Judge clears way for 'blot on the landscape'

Objections to a 43-storey residential block on London’s South Bank were thrown out by a High Court Judge today.
Both English Heritage and Westminster City Council sought to block the proposals, which were approved by Hazel Blears last August.
Councillor Robert Davis, Westminster City Council's cabinet member for the built environment, railed against the ruling, saying that the tower would be “a blot on the landscape for generations to come… nothing short of architectural vandalism.”
The planning permission for the tower was contested on the grounds that it would undermine the “rich architectural heritage of Westminster…which has 11,000 listed buildings. The construction of the wrong type of buildings could destroy its look for future generations.”
English Heritage said that it was “disappointed" by the decision.
The Doon Street Tower, designed by architects Lifschutz Davidson Sandilands, will stand at 168 metres, taller than anything else currently on the South Bank. When completed it will be the fourth tallest building in the capital after Canary Wharf, the NatWest Tower and the Post Office Tower. The construction will include 329 apartments, a sports centre and a swimming pool.
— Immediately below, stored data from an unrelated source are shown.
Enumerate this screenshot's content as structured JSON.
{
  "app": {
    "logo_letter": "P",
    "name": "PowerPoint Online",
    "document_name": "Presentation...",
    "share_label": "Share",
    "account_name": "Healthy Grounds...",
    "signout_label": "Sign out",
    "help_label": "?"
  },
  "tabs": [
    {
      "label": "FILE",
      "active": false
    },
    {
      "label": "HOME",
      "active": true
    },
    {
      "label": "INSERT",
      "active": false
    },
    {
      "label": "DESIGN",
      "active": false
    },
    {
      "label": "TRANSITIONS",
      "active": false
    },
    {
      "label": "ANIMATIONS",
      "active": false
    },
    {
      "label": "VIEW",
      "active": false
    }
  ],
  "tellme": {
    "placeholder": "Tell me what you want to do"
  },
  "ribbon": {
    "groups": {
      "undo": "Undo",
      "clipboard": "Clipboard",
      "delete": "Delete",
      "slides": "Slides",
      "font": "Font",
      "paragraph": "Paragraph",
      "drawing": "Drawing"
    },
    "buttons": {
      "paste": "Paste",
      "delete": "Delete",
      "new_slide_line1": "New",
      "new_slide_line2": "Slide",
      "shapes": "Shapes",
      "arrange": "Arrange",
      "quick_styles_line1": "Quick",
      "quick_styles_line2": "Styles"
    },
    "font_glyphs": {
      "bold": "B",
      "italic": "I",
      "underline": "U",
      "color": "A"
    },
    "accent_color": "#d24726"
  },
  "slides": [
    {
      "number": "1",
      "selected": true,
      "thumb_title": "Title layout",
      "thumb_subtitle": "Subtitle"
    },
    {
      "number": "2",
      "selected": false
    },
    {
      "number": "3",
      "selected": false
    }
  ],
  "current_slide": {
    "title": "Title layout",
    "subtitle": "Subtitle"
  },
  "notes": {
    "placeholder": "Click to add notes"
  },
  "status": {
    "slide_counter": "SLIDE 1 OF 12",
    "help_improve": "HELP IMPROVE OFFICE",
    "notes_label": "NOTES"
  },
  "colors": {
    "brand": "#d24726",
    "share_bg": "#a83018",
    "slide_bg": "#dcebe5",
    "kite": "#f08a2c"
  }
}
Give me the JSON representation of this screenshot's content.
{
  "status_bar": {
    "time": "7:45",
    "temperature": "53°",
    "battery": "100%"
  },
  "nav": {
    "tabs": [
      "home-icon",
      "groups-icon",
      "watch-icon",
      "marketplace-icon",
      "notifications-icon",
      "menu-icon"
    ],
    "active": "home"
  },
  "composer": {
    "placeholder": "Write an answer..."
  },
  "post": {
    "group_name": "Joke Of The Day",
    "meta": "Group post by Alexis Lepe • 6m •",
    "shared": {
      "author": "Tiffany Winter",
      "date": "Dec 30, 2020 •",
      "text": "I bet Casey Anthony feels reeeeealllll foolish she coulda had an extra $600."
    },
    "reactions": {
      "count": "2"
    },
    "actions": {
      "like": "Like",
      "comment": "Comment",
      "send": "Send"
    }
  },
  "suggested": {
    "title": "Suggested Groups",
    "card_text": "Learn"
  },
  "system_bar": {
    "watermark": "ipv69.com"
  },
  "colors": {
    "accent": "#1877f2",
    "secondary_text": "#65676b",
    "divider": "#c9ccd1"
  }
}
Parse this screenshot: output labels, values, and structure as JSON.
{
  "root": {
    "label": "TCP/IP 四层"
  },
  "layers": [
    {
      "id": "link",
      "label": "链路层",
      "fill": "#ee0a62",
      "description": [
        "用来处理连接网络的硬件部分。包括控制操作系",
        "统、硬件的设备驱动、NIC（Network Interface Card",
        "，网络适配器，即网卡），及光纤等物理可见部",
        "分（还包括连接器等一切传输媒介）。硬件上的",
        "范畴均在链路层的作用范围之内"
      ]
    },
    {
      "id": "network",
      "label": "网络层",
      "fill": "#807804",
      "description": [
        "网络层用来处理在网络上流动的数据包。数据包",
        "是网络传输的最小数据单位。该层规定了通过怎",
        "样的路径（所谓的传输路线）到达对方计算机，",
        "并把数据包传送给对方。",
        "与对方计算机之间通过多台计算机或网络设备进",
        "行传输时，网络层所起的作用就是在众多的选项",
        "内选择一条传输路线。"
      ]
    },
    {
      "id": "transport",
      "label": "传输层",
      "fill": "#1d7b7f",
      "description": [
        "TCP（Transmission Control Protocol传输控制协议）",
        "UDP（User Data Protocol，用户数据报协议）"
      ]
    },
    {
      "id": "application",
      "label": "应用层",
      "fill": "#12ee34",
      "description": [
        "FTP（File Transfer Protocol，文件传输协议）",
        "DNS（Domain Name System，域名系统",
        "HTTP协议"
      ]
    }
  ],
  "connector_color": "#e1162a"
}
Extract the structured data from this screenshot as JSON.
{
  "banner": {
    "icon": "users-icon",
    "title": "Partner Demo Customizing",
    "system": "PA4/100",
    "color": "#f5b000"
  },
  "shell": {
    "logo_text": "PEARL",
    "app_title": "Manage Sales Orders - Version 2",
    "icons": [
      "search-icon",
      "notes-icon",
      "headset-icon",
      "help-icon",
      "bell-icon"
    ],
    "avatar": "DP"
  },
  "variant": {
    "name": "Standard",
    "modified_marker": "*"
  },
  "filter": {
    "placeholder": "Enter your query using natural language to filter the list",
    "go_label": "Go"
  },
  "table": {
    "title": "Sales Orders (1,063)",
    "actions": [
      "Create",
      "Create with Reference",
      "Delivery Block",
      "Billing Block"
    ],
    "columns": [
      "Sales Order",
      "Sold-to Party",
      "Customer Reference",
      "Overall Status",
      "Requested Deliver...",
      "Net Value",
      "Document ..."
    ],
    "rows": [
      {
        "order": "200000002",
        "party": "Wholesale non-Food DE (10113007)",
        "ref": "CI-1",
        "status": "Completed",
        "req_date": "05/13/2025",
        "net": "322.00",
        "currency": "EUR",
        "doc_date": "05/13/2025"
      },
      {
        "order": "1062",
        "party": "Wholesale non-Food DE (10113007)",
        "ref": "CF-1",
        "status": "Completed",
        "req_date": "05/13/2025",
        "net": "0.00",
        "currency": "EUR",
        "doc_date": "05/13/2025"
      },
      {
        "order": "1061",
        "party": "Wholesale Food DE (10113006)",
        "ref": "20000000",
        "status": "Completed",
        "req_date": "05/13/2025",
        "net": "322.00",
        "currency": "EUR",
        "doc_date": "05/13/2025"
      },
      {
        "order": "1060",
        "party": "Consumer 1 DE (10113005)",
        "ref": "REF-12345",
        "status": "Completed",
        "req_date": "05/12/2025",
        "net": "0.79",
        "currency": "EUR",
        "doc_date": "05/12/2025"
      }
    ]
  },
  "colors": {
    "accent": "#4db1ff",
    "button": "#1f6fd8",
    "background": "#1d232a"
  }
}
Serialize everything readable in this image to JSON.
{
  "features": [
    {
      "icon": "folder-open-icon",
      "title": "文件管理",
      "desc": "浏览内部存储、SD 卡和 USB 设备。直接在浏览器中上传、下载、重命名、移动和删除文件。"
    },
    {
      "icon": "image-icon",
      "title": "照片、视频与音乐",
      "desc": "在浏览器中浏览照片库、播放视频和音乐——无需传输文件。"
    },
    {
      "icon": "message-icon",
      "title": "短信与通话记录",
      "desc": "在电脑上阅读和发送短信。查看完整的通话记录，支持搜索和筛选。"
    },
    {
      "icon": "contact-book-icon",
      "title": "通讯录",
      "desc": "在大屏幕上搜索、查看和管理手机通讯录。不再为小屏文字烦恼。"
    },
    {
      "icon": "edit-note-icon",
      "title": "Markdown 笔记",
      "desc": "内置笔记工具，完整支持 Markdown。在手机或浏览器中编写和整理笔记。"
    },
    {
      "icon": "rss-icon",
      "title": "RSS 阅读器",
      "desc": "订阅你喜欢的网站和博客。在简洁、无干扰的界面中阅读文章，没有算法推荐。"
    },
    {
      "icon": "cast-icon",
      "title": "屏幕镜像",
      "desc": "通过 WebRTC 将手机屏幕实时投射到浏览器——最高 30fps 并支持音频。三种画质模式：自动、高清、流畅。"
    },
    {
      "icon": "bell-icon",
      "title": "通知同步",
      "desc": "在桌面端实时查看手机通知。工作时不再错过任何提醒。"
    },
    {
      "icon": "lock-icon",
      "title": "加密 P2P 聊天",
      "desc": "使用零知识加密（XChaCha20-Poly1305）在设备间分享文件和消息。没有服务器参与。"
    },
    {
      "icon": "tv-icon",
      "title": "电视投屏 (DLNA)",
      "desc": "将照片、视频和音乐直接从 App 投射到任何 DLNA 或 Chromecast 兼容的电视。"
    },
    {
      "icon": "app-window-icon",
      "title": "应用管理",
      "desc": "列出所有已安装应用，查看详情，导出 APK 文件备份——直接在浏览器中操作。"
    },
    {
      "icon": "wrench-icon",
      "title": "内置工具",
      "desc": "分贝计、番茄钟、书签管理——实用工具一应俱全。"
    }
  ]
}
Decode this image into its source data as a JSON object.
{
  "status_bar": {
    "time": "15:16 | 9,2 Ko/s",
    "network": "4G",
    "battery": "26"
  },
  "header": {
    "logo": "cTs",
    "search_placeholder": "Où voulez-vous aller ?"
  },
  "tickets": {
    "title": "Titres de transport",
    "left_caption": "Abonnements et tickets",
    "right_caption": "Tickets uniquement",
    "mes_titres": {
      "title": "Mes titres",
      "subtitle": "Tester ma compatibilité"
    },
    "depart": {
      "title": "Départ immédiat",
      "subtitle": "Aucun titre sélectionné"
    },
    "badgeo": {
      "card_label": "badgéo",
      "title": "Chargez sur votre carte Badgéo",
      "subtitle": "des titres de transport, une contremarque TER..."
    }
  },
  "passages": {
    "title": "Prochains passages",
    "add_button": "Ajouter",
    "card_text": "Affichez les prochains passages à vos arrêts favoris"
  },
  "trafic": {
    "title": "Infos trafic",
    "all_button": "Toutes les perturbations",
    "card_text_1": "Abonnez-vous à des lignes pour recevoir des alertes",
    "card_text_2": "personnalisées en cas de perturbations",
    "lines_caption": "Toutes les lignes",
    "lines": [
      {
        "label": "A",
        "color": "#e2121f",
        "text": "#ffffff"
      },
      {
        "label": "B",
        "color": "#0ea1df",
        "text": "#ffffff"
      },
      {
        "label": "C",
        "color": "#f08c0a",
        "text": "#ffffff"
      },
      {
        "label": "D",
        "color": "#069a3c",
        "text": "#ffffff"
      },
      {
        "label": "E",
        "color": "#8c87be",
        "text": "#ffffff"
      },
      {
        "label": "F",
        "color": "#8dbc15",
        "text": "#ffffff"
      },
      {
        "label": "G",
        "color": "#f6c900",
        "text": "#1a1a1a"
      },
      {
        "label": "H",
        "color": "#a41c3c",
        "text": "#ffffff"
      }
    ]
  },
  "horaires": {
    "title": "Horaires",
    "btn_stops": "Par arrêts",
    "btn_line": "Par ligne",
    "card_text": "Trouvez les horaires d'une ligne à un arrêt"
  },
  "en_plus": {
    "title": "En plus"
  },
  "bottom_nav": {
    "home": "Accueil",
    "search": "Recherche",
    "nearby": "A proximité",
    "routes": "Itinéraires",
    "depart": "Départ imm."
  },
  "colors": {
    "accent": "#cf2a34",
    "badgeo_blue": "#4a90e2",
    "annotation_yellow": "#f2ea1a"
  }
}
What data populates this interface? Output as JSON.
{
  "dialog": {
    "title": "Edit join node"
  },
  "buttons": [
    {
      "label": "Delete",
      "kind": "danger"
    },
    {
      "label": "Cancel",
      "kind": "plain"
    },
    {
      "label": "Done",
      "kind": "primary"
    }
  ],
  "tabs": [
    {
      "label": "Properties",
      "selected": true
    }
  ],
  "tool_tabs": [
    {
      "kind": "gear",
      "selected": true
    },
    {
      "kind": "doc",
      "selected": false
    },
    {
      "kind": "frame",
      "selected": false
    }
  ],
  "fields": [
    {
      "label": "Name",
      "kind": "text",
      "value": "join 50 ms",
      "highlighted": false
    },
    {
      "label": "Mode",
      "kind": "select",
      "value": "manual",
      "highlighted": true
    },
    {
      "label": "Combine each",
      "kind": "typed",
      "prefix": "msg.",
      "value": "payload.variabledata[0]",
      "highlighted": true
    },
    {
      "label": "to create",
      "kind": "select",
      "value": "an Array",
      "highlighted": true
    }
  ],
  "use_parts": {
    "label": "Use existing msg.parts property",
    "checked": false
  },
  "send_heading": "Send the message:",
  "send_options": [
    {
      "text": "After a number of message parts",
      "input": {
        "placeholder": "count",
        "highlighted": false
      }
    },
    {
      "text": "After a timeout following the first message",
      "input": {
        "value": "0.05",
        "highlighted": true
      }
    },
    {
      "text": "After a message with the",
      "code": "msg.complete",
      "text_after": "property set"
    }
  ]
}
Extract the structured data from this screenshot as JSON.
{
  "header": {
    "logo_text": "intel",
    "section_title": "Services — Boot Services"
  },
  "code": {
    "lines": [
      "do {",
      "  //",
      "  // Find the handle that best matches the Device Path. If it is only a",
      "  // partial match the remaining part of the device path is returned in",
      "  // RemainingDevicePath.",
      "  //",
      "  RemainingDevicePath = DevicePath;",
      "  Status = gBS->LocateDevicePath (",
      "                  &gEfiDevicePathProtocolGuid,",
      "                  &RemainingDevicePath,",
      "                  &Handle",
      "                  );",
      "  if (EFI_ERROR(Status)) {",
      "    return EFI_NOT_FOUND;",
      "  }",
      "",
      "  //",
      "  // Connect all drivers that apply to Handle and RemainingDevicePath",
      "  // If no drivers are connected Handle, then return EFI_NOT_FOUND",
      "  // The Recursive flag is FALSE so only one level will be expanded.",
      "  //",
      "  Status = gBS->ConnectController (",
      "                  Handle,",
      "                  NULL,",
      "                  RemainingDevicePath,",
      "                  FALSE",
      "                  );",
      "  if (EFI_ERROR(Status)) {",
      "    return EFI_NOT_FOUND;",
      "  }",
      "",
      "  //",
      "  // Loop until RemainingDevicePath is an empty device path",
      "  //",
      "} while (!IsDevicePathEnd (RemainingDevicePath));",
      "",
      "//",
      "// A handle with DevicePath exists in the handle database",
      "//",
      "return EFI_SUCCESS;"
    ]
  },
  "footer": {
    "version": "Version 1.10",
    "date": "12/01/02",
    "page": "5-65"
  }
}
The 13-acre site received planning permission for an 111-metre-tall hotel in 1974 and another high-rise construction during the 1980s, but neither project materialised due to costs.
The planning inspector at the time of the decision last year was Philip Wilson, who recommended that the scheme be refused following a three-week public enquiry. Blears defended her decision to approve the construction by saying that the benefits to the community would outweigh the costs.
The judge ordered that the objectors pay the Secretary of State’s costs.